Gallstones, alcohol, trauma/ERCP, other.
How do know if there is pancreatic necrosis?
Non enhancing pancrease on venous phase CT. Predicts complicated idsease but initial management not altered. Serial CT for resolution, or repeat if deteritration in organ function/ increse in organ support. Infected pancreatic necrosis- ongoing sepsis and progression to MODS. Requires intervention.

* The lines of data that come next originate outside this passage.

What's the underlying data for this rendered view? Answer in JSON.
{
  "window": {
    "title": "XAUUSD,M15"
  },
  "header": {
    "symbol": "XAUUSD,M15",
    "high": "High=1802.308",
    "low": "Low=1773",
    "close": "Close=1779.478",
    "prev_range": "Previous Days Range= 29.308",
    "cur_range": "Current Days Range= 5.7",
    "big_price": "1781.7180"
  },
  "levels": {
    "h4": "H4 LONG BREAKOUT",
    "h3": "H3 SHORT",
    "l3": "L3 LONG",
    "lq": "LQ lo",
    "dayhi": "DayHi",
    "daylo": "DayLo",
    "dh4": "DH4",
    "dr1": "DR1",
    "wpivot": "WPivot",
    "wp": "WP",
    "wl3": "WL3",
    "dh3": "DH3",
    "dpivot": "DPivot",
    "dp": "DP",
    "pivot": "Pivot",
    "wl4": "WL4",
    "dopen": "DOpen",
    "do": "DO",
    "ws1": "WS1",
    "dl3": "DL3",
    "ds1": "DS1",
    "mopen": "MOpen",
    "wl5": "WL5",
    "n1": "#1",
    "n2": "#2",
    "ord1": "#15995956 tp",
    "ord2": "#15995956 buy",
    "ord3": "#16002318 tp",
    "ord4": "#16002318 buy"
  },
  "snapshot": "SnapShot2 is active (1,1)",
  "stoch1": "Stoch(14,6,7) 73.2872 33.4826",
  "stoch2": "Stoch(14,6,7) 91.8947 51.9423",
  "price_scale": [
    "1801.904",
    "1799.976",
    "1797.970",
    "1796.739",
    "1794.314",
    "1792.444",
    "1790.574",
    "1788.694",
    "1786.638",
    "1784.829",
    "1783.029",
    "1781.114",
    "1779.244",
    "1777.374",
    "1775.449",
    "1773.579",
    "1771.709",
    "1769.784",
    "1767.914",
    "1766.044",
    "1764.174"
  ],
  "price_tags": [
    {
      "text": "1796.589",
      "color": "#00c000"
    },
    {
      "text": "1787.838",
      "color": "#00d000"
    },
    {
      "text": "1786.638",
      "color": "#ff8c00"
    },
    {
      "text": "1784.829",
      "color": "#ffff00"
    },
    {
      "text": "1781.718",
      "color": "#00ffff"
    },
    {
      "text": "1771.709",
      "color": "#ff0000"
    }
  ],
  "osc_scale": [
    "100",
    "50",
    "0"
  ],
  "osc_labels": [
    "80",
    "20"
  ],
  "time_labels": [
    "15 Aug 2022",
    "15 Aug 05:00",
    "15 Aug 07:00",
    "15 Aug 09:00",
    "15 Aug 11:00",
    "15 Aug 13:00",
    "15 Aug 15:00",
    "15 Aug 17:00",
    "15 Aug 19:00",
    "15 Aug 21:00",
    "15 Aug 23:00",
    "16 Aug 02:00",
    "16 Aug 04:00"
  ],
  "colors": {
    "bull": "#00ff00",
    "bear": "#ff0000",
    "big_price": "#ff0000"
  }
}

Management of infected pancreatic necrosis
Open necrosectomy, percutaneous necrosectomy, radiological drainage.
What is a pancreatic pseudocyst?
A circumscribed collection of fluid rich in pancreatic enzymes, blood, and necrotic tissue, typically located in the lesser sac of the abdomen. Pancreatic pseudocysts are usually complications of pancreatitis, although in children they frequently occur following abdominal trauma.
What is mucocoele of gallbladder?
A gallbladder mucocele is the distention of the gallbladder by an inappropriate accumulation of mucus.
What is acute haemorrhagic pancreatitis?
Characterised by acute inflammation and necrosis of pancreas parenchyma, focal enzymic necrosis of pancreatic fat and vessel necrosis (haemorrhage). These are produced by intrapancreatic activation of pancreatic enzymes.
Signs and symptoms of carcinoma of pancreas
Painless obstructive jaundice, new onset diabetes, abdominal pain due to pancreatic insufficiency or nerve invasion. Tumours in head may obstruct pancreatic duct and bile duct- “double duct sign” on radiology.
What is the “double duct sign” and what causes it?
In radiology, double duct sign is simultaneous dilation of the common bile duct and pancreatic ducts. 2 most common causes are carcinoma in head of pancreas and ampullary tumours.
What is Whipple’s resection?
Operation to remove tumours in head of pancreas. Only 10% of patients suitable for operation. 75% incompletely excised. Average life expectancy following operation is 20 months.
Neoadjuvant therapy for carcinoma of pancreas
Folfirinox chemotherapy associated with (limited) improvement in metastatic disease. Early data suggests that neoadjuvant therapy improved margin status and may be associated with longer survival.
Carcinoma of gallbladder
Rare. Gallstones present in 80% of cases. Adenocarcinoma.
What are the most common causes of abnormal liver blood tests?
Fatty liver (alcoholic or non-alcoholic), chronic viral hepatitis, autoimmune liver disease, haemochromatosis.